Histoire tragique d’un jeune homme noir poussé au meurtre de sa copine blanche, le texte avait pourtant tout d’une odyssée. Né dans une ferme sud-africaine, Joseph Malan a osé s’affranchir de l’ordre de sa mère, celui de « rester à sa place », pour se lancer dans un théâtre de combat. Devenu comédien à succès à Londres, il décide de retourner dans son pays natal pour mettre sur pied une troupe hétéroclite qui va enflammer les planches. A travers La Vie est un songe de Calderón, Antigone de Sophocle ou Hamlet de Shakespeare, le jeune metteur en scène brave les interdits et tente de conquérir une liberté que le pouvoir politique, confisqué par les Afrikaners, veut retirer à la population noire.
Las, Nelson-Rafaell Mandel opte pour un déroulé trop strictement narratif, sans parti-pris perceptible, pour convaincre. Du récit de son enfance aux barreaux de sa prison, le metteur en scène se fait pédagogique, voire didactique, dans son approche du parcours de Joseph Malan et ne met en valeur aucune aspérité claire pour en dégager un quelconque relief. Dans une mise en scène très frugale, où les jeux de lumière peu inspirés font office de décor, les comédiens se débattent avec un jeu appuyé, et même forcé, qui sclérose toute émotion. Sans démériter, Mexianu Medenou campe un jeune homme beaucoup trop lisse, engoncé dans une attitude trop scolaire au regard de la vie pavée de révoltes de son personnage.
Tout en simplicité, mais sans naturel, la performance des six comédiens en vient à sonner un peu faux. Régulièrement embarqués dans des moments chorégraphiés au langage particulièrement sommaire, ils semblent subir le texte au moins autant que ces danses – plus dignes d’une soirée un peu trop arrosée que d’un plateau de théâtre – jusqu’à vider leur prestation scénique non dénuée d’énergie de la majeure partie de son intérêt.
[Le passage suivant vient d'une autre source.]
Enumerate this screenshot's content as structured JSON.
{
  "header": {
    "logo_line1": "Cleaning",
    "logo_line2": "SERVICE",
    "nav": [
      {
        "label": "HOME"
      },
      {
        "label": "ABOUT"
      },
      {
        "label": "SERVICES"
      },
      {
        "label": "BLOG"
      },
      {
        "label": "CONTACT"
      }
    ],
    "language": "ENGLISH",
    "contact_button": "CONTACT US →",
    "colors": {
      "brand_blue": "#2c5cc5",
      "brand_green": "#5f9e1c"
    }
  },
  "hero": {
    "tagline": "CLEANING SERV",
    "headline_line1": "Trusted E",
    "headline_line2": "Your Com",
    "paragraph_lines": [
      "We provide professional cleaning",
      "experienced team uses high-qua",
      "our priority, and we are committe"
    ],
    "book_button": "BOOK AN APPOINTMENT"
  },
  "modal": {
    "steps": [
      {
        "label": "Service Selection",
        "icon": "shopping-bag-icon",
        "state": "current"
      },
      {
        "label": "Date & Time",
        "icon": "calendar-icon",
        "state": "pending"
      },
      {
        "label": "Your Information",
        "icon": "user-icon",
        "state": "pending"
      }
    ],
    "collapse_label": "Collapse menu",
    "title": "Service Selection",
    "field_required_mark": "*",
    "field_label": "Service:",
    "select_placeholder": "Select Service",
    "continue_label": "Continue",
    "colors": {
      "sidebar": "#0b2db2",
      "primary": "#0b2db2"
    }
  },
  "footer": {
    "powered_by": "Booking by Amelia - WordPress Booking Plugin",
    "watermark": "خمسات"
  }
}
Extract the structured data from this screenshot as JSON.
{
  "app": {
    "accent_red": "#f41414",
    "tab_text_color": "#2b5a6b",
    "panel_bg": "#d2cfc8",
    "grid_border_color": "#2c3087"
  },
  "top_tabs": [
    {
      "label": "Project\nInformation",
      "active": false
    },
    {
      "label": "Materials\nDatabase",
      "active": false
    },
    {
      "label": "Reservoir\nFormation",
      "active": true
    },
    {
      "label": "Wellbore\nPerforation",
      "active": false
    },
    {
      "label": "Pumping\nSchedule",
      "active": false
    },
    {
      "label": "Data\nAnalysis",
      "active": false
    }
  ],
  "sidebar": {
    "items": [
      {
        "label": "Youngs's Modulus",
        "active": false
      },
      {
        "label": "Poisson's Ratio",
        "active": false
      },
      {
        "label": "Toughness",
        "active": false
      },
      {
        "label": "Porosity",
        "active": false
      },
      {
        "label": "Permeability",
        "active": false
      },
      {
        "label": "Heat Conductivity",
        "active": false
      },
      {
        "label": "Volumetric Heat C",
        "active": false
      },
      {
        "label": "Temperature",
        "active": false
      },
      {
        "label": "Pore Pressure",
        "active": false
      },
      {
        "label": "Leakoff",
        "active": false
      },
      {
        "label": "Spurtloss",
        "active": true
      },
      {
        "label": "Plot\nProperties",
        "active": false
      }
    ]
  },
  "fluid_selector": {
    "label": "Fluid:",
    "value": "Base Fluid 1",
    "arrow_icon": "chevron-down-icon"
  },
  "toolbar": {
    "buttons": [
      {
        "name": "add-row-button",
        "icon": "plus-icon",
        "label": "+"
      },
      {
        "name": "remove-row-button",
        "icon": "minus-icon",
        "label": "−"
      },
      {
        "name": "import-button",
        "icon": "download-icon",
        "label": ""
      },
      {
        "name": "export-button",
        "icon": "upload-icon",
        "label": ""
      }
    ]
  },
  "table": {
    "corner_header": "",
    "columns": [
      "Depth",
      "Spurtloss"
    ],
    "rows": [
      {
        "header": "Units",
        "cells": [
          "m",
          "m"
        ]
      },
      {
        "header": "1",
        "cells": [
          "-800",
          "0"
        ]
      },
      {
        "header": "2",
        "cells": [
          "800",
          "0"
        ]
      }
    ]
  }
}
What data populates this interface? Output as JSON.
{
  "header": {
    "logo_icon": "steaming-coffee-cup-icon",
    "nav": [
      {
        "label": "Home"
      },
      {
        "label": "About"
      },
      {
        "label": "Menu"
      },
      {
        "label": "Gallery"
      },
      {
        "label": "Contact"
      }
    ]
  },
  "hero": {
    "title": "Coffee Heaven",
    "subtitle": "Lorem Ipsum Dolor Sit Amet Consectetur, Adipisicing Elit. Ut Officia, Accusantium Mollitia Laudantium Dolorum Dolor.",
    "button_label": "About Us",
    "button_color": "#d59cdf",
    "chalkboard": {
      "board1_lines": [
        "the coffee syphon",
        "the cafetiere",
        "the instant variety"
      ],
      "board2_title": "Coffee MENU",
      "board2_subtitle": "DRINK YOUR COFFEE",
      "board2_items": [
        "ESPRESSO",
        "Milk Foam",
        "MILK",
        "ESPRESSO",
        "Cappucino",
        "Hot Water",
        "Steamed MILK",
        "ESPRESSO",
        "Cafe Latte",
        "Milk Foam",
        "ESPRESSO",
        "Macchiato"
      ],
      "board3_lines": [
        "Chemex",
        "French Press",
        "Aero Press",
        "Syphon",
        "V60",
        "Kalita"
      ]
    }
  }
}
Vincent Bouquet – www.sceneweb.fr
Au plus noir de la nuit d’après le roman Looking on Darkness d’André Brink
adaptation et mise en scène Nelson-Rafaell Madel
avec Adrien Bernard-Brunel, Mexianu Medenou, Gilles Nicolas, Ulrich N’toyo, Karine Pédurand, Claire Pouderoux
dramaturgie Marie Ballet
chorégraphie Jean-Hugues Mirédin
scénographie et lumières Lucie Joliot
musique Yiannis Plastiras
costumes Alvie Bitémo, Emmanuelle Ramu
assistanat à la mise en scène Astrid Mercier
son Pierre Tanguyproduction compagnie Théâtre des Deux Saisons en coproduction avec Tropiques Atrium – scène nationale de Martinique, le Centre culturel de La Norville (91) avec le soutien de la DRAC Martinique, du fonds d’aide aux échanges artistiques et culturels en outre-mer des ministères de la Culture et des Outre-mer, de l’Adami, des Plateaux Sauvages – Paris, de la Spedidam, d’Arcadi Île-de-France et du Théâtre de Cachan en coréalisation avec le Théâtre de la Tempête.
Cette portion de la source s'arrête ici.